A Comparative Study of Energy Consumption Decomposition Methods
能源消费影响因素分解方法的比较研究

Growth in energy consumption is a concern shared by many countries. Increases and decreases in output, energy efficiency and industrial structural adjustment cause changes in energy consumption. Here, we described various decomposition algorithms from the view of energy consumption and energy intensity change and compare results for decomposition across China's manufacturing industry. The factor decomposition method is a way to analyze reasons for changes that affect energy consumption. The energy decomposition method can be divided into the amount of energy consumption, and energy intensity. The Shapley algorithm, M-E algorithm, Se-Hark algorithm and AWT-PDM algorithm are common decomposition methods for energy consumption. The results of the two methods are the same, but the Shapley algorithm is more suitable for multi-factor decomposition.
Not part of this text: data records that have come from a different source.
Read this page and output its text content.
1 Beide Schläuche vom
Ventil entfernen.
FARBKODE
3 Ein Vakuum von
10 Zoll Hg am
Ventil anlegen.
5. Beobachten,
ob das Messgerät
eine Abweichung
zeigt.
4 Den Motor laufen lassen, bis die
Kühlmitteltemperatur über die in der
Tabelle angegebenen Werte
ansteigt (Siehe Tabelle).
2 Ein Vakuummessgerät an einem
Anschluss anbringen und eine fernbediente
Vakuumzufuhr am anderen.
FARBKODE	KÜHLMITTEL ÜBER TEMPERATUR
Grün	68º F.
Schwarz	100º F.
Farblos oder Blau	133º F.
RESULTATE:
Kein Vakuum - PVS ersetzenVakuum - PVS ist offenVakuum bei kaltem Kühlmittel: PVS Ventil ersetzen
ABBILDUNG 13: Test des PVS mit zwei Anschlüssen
The Se-Hark Park algorithm and AWT-PDM algorithm better reflect the impact of the economic structure of energy consumption. The defect in the AWT-PDM algorithm is that the method cannot decompose the amount of change in energy consumption completely. The method of energy intensity decomposition is divided into multiplication decomposition, and sum decomposition. Multiplication decomposition reflects change in the rate of energy intensity, the sum decomposition reflects the amount of energy intensity change. The Laspeyres algorithm, Fisher Algorithm, AMDI algorithm and LMDI algorithm are common methods of energy intensity decomposition. Among these algorithms, the Fisher algorithm and LMDI algorithm can decompose the change in energy intensity completely, but the result of the Laspeyres algorithm and AMDI of algorithm results in residual items. Fisher and the refined Laspeyres algorithm makes up for the shortcomings of the Laspeyres algorithm. The results of the refined Laspeyres algorithm are equal with the Shapley algorithm. The decomposition of the AMDI algorithm results in small residual items and the LMDI algorithm which is a further development of the AMDI algorithm eliminates residual items.